June 14, 2013
June 14 - The Last Workshop - Julie, Mirae and Hailey
We spoke about the totality of our experience leading workshops for the past couple of months. Recurring themes that we all recognized are the changing nature of needs, the diversity of the creative impulses expressed and the ebbing and flowing of new and old participants. Karen remembered something one veteran participant once said about the creative process in community: “Our clay is lumpy”. This seems to be a recognition of the existence of an artistic medium and a lighthearted understanding of the context within which we work. The instinct for collaboration continues to live in the place of not holding on to a particular vision but rather seeing, feeling, hearing how the clay is each day.
In these past couple of months of experimenting with the material we have learned from Karen as well as incorporating our own bases of knowledge, we noticed a learning arc. At the beginning our goal tended towards keeping the continuity in terms of what we facilitated. In the middle, once we felt more solid as facilitators, we got excited about how much we could share in each session and were drawn to filling each workshop with a dense amount of exercises and practices. At the end, we essentialized the material to make more space for creative time and space for performance and sharing. We also noticed that at the end, the participants mainly consisted of the core group.
In our last session we noticed a couple of things about how each participant likes to be led into creative process. One participant enjoyed working one on one and having the freedom to follow her own instincts. Another participant wanted to be good student. We recognized that sometimes learning something and succeeding at it is the right thing. Julie expressed concern about the power of suggestion and the role of facilitator having too much effect on the dancer. We discussed the learning of rules about facilitation and about how these rules can constantly be made and unmade depending on the situation and participant. The scales can run anywhere on the gamut from directive to complete freedom. Karen expressed that in her experience if there is no direction often dance can tend towards literalism.
Community engaged work can most simply be described as the process of coming from where you are to where they are. As facilitators we work on flexibility in terms of process and method, but we are also tasked with not compromising our own integrity. By coming from where we are we stay connected to that integrity, and by knowing the people we are sharing with we maintain a fluidity that is rooted in experience.

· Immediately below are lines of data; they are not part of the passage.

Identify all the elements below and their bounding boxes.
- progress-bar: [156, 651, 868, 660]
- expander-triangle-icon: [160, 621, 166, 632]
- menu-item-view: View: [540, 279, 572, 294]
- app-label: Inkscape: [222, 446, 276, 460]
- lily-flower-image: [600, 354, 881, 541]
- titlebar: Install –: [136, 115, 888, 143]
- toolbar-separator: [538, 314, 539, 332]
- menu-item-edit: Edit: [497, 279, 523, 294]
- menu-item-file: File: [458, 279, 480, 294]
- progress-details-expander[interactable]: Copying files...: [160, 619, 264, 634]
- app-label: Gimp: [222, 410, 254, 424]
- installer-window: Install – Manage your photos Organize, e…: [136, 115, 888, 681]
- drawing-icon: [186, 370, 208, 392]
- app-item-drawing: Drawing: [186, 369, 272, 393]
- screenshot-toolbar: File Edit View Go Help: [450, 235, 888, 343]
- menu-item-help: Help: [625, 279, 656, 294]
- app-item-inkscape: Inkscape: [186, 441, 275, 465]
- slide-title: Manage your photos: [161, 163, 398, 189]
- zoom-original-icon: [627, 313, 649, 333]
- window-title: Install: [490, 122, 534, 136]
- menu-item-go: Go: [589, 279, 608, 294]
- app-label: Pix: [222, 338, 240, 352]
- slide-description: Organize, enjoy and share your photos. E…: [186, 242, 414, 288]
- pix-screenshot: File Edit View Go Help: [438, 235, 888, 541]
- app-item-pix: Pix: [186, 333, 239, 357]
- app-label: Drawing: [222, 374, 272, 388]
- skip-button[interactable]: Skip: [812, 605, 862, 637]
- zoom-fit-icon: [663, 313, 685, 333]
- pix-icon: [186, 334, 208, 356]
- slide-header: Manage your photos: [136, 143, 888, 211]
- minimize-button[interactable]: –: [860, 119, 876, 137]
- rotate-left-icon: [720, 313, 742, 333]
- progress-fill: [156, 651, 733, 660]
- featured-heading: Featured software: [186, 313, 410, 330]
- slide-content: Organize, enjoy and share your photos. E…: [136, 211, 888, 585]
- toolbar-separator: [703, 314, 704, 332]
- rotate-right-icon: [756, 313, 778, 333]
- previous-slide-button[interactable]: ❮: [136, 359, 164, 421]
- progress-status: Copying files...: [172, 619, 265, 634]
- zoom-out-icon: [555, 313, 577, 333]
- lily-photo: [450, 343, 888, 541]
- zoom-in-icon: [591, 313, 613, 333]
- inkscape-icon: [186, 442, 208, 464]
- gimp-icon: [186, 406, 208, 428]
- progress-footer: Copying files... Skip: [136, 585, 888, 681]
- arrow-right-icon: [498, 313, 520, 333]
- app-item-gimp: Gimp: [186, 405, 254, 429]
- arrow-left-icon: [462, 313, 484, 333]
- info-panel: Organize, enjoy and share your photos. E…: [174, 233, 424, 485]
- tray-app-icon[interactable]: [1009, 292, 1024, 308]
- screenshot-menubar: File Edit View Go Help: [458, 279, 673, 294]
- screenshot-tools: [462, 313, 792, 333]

Julie remembered a moment of inspiration from the beginnings of her own training and how it has affected her own ideas about facilitation: “We just need to be acknowledged” (Barbara Dilley). Sometimes this can come through simply saying what we saw the participant do, though this need not be done in a group scenario but rather one on one.
We have noticed the culture of presence grow over the course of these workshops. The need to continue towards form through this experience of presence is imperative. Leading creative process was noted as an area we all want to continue to establish. It seems that the workshops in the DTES are community engaged and site specific in that we work towards populating the space both personally and transpersonally. The dance is intrinsically interactive and social.
Finally, we addressed the next phase of the dance in the DTES. We begin again in September. Karen will be facilitator and the group will be working up to performance. We spoke about how to include and serve both core group participants and participants who either drop in from time to time or that join near performance time (peripheral group). By structuring the work to include basic chorus material and more specific work that those who come more often can learn everyone can be empowered to developing their relationship to the performance.